Cora did not start. She winked at Bess, who was always apt to "bubble over."
"Anchors?" repeated Cora. "Set in on the sides, I suppose? Well, that would be odd. But where can you get such a piece as that?"
Cora did not mean to ask outright where the piece might be obtained; what she meant was: "That will surely be a difficult thing to find."
"Oh, there is one—some place," replied the man, little dreaming what a tumult his words were creating in the brains of the anxious motor girls. "And when I get an order I always get the article. I shall have a warming pan for this young lady by to-morrow noon."
"Then suppose I order a table, like the one with the oars and anchors?" ventured Cora. "Could I get that?"
"Oh, no, miss," and he shook his head with importance. "You do not understand the trade. That would be a duplicate, and in furniture we guarantee to give you an original—I can only get one seaman's card table, and that is ordered."
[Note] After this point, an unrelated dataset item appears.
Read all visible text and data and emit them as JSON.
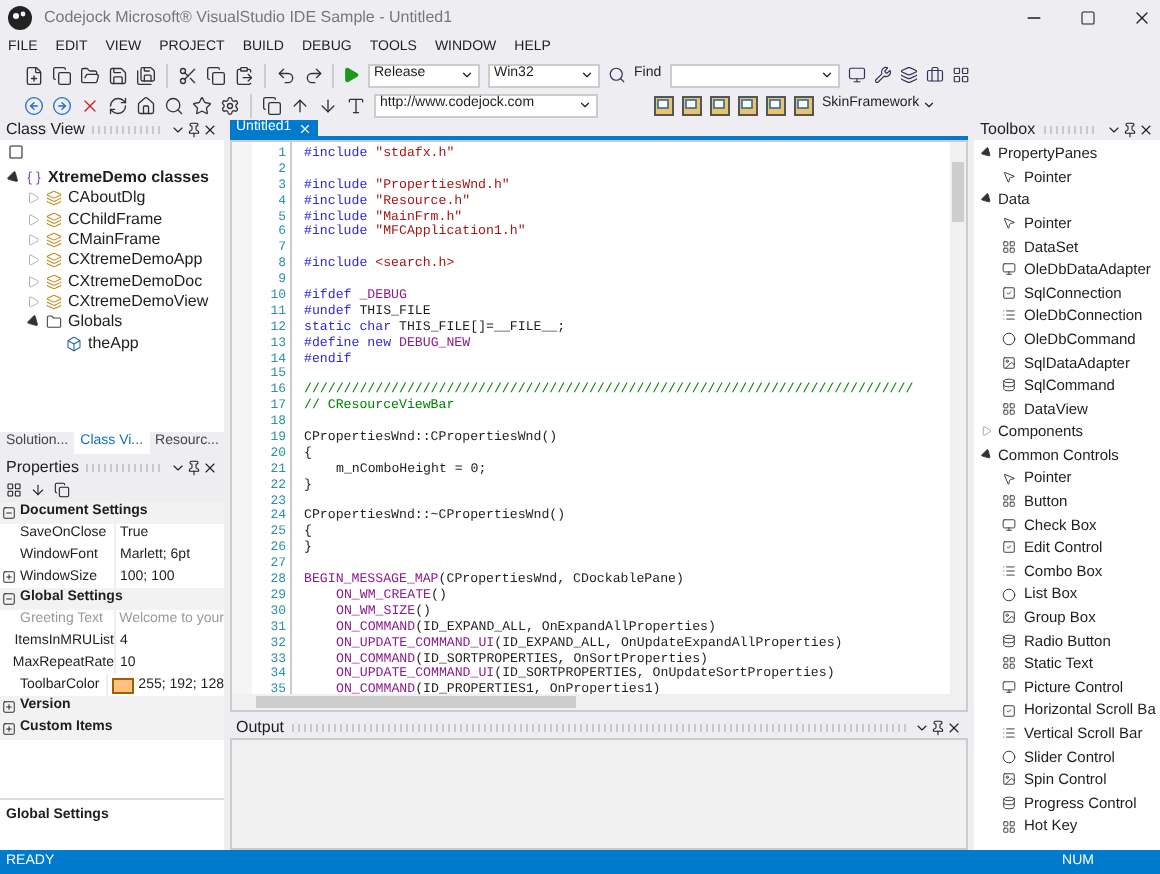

Cora smiled and walked off a little to gain time, and to think. Her manner told the girls plainly not to mention the matter. She would act as wisely as she was capable of doing. She overhauled some blue plates and selected a pair of "Baronials."
The man went into ecstasies, describing "every crack in the dishes," Maud said to Daisy, but Cora bought the plates, and paid him his price without question.
Adele and Tillie had piled up quite a heap of brass and copper, and, unlike Cora, they argued some about the cost, but finally compromised, and put the entire heap into an old Chinese basket which the man "threw in."
"Then I cannot get a table," said Cora, purposely displaying a roll of bills which she was replacing in her purse.